Five Points: The Good, the Bad, and the Ugly
Matthew Hale Smith, Sunshine and Shadow in New York (1868)
Was Five Points Manhattan truly a downtrodden, inner circle of hell filled with degenerates, whores and criminals? Or was the Lower East Side slum home to those like 'Copper''s Kevin Corcoran, citizens with a moral compass and...basic hygiene? Bowery Boogie’s resident historian Allison Siegel takes a closer look at the notorious New York neighborhood. Five Points, the Manhattan locale where Park (Cross) Street intersected with Baxter (Orange) Street and Worth (Anthony) Street, is no longer intact today. Some streets have been renamed, others gone, but Five Points’ imprint remains, immortalized in the works and words from such luminaries as Charles Dickens, Walt Whitman, Herbert Asbury, and Tyler Anbinder. In 2002, Five Points was resurrected for a new generation with the release of Martin Scorsese’s The Gangs of New York, a film adaptation of Herbert Asbury's historical work. In Scorsese’s Gangs, the character of Bill "The Butcher" offered a poignant description of the area: "Mulberry Street... and Worth... Cross and Orange... and Little Water. Each of the Five Points is a finger. When I close my hand it becomes a fist. And, if I wish, I can turn it against you."Tyler Anbinder, Five Points (New York, The Free Press, 2001)

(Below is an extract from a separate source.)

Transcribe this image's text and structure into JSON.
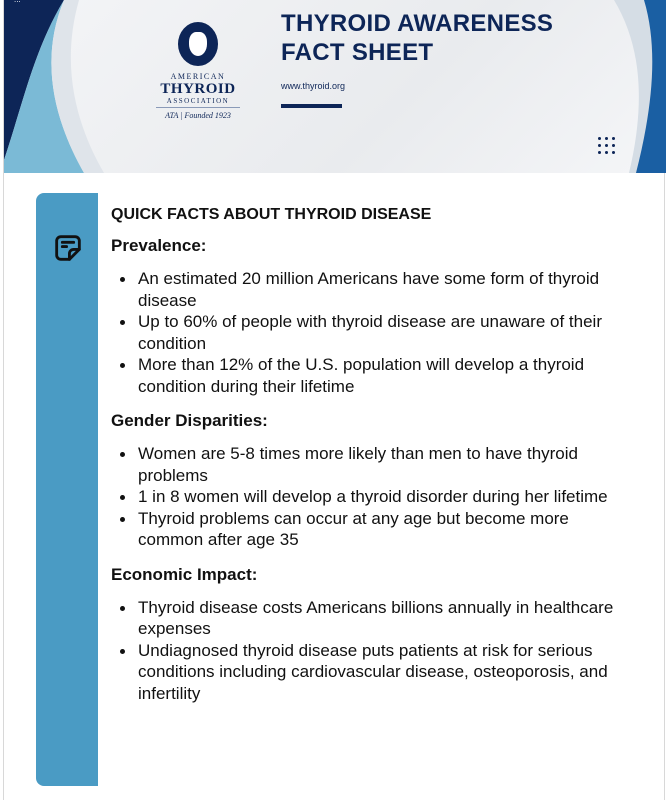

Five Points also touted a less flattering nickname, Bloody Ould' Sixth, thanks to its location in the Sixth Ward and the area's alleged murder a night. A reporter for the New York Evening Post wrote of Bloody Ould' Sixth:"They had a dreadful fight upon last Saturday night, The papers gave the news accordin'; Guns, pistols, clubs and sticks, hot water and old bricks, Which drove them on the other side of Jordan. Then pull off the coat and roll up the sleeve, For Bayard is a hard street to travel; So pull off the coat and roll up the sleeve, The Bloody Sixth is a hard ward to travel I believe."
-New York Evening Post, "The Dead Rabbits Immortalised," July 10, 1857
Manhattanites weren’t the only ones balking over the escalating violence and unsanitary conditions plaguing the Lower East Side. On a tour of America, Charles Dickens wrote of a particularly scathing review of his visit to Five Points, detailed in American Notes for General Circulation: “This is the place [Five Points], these narrow ways, diverging to the right and left, and reeking everywhere with dirt and filth. Such lives as are led here, bear the same fruits here as elsewhere. The coarse and bloated faces at the doors have counterparts at home, and all the wide world over. Debauchery has made the very houses prematurely old. See how the rotten beams are tumbling down, and how the patched and broken windows seem to scowl dimly, like eyes that have been hurt in drunken frays.” But not all notable writers and journalists portrayed Five Points as America’s black hole – an entire community of lost causes. In 1842’s Aurora, New York native Walt Whitman came to Five Points’ defense, arguing that residents were "not paupers and criminals, but the Republic’s most needed asset, the wealth of stout poor men who will work." So was Five Points America's most corrupt neighborhood, or a cultural melting pot with a bad rap? In the early 1990’s prior to the construction of a new federal courthouse, the United States General Services Administration (GSA) conducted a full-scale archaeological dig in Five Points. Their findings proved Five Points wasn't entirely a community of lost causes. Take a look at the GSA's report here. The opening line reads, "To outsiders, Five Points was a frightening slum; from the inside it was a thriving working-class neighborhood." The GSA recovered several artifacts, most of which were unfortunately destroyed in GSA's archaeology lab in the basement of 6 World Trade Center on 9/11. A few finds:GSA Artifacts: Sewing related objects (right), Medicinal bottles (top left), Umbrella part, collar stay, buckle (bottom left)
A tannery, a saloon, an oyster house, and New York's first garment district - all places of business - were discovered beneath the land where Five Points once stood. Still, there is no doubt that Manhattan's Lower East Side was a dangerous, and at times truly horrific place to live. If Five Points represented the age old struggle between good and evil, in this place, evil won.